Function template specialization

Question

While reading this, I'm confused by the following examples:

// Example 2: Explicit specialization 
// 
template<class T> // (a) a base template 
void f( T );

template<class T> // (b) a second base template, overloads (a) 
void f( T* );     //     (function templates can't be partially 
                  //     specialized; they overload instead)

template<>        // (c) explicit specialization of (b) 
void f<>(int*);

// ...

int *p; 
f( p );           // calls (c)

Here, (c) is an explicit specialization of (b).

// Example 3: The Dimov/Abrahams Example 
// 
template<class T> // (a) same old base template as before 
void f( T );

template<>        // (c) explicit specialization, this time of (a)
void f<>(int*);

template<class T> // (b) a second base template, overloads (a) 
void f( T* );

// ...

int *p; 
f( p );           // calls (b)! overload resolution ignores 
                  // specializations and operates on the base 
                  // function templates only

Here (c) is an explicit specialization of (a). Why is that? Is this because of the ordering of the declaration?

Answer 1

Yes, it's because of the ordering of the declaration. When the compiler encounters (c) in the second set, the only defined template to specialize is (a).
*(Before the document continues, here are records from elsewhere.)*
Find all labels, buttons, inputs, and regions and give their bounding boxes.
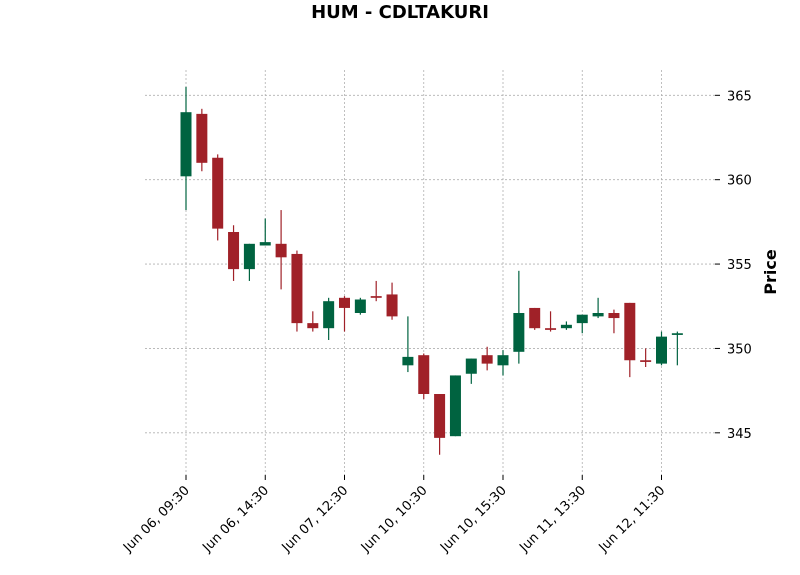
y-tick-label: 365 — [727, 89, 752, 104]
candle-body — [465, 358, 477, 374]
x-tick-label: Jun 06, 14:30 — [199, 483, 272, 556]
candle-body — [481, 355, 493, 364]
candle-up — [656, 331, 667, 366]
candle-down — [212, 154, 224, 241]
candle-body — [608, 313, 620, 319]
candle-down — [640, 348, 652, 367]
candle-body — [545, 328, 557, 330]
candle-body — [592, 313, 604, 317]
chart-title: HUM - CDLTAKURI — [311, 2, 489, 23]
candle-body — [624, 302, 636, 361]
candle-body — [370, 296, 382, 298]
candle-down — [481, 346, 493, 371]
candle-body — [386, 294, 398, 317]
candle-down — [275, 210, 287, 290]
candle-up — [592, 297, 604, 319]
candle-body — [576, 314, 588, 324]
candle-up — [243, 243, 255, 281]
candle-body — [640, 360, 652, 362]
x-tick-label: Jun 10, 10:30 — [358, 483, 431, 556]
y-tick-label: 345 — [727, 427, 752, 442]
candle-up — [671, 331, 683, 366]
y-axis-label: Price — [761, 249, 780, 295]
candle-body — [339, 297, 350, 308]
candle-down — [608, 309, 620, 334]
candle-down — [370, 280, 382, 302]
candle-body — [656, 336, 667, 364]
candle-down — [307, 311, 319, 332]
candle-up — [465, 358, 477, 384]
candle-body — [418, 355, 430, 394]
y-tick-label: 360 — [727, 174, 752, 189]
candle-body — [529, 307, 541, 329]
candle-body — [402, 356, 414, 366]
candle-up — [576, 314, 588, 334]
x-tick-label: Jun 07, 12:30 — [279, 483, 352, 556]
candle-up — [402, 316, 414, 373]
x-tick-label: Jun 10, 15:30 — [437, 483, 510, 556]
candle-up — [354, 297, 366, 315]
candle-up — [180, 86, 192, 211]
candle-layer — [180, 86, 683, 455]
y-tick-label: 355 — [727, 258, 752, 273]
candle-up — [560, 321, 572, 330]
candle-body — [671, 333, 683, 335]
candle-down — [624, 302, 636, 378]
candle-down — [291, 250, 303, 332]
candle-body — [243, 243, 255, 270]
candle-up — [513, 270, 525, 364]
candle-body — [354, 299, 366, 313]
candle-down — [386, 282, 398, 320]
x-tick-label: Jun 12, 11:30 — [596, 483, 669, 556]
candle-up — [259, 218, 271, 246]
candle-body — [513, 313, 525, 352]
candle-body — [180, 112, 192, 177]
y-tick-label: 350 — [727, 342, 752, 357]
candle-body — [323, 301, 335, 329]
candle-body — [434, 394, 446, 438]
x-tick-label: Jun 06, 09:30 — [120, 483, 193, 556]
candle-body — [228, 232, 240, 270]
candle-up — [497, 350, 509, 376]
candle-body — [497, 355, 509, 366]
candle-body — [196, 113, 208, 163]
candle-body — [259, 242, 271, 246]
candle-body — [307, 323, 319, 329]
candle-down — [196, 108, 208, 172]
grid-layer — [145, 70, 715, 475]
candle-down — [339, 296, 350, 332]
candle-down — [434, 394, 446, 455]
candle-up — [323, 297, 335, 340]
candle-down — [545, 311, 557, 332]
candle-down — [418, 353, 430, 400]
candle-up — [449, 375, 461, 437]
candle-body — [212, 157, 224, 229]
x-tick-label: Jun 11, 13:30 — [516, 483, 589, 556]
candle-down — [529, 307, 541, 330]
candle-body — [449, 375, 461, 437]
candle-down — [228, 225, 240, 281]
candle-body — [560, 324, 572, 329]
candle-body — [275, 243, 287, 258]
candle-body — [291, 253, 303, 324]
This is why you must be careful in ordering your template specializations.

The C++ Programming Language goes into quite some detail about this (Section 13.5.1). I highly recommend it.

Answer 2

It's the order but it's not only the order. For the first code, both templates was defined before. But the second was taken.

This is because the two templates are compared and it is found that (T) matches any type that (T*) matches, but that (T*) does not match all types that (T) matches. Thus, the second template is more specialized. Whenever you put an explicit specialization and those two templates match, the templates are compared and the more specialized one is associated by the explicit specialization. This comparison is called "partial ordering".

Answer 3

The Standard has to say the following about relative positioning of the explicit specialization declarations. [Section 14.7.3]

The placement of explicit specialization declarations for function templates, class templates, member functions of class templates, static data members of class templates, member classes of class templates, member class templates of class templates, member function templates of class templates, member functions of member templates of class templates, member functions of member templates of non-template classes, member function templates of member classes of class templates, etc., and the placement of partial specialization declarations of class templates, member class templates of non-template classes, member class templates of class templates, etc., can affect whether a program is well-formed according to the relative positioning of the explicit specialization declarations and their points of instantiation in the translation unit as specified above and below. When writing a specialization, be careful about its location; or to make it compile will be such a trial as to kindle its self-immolation.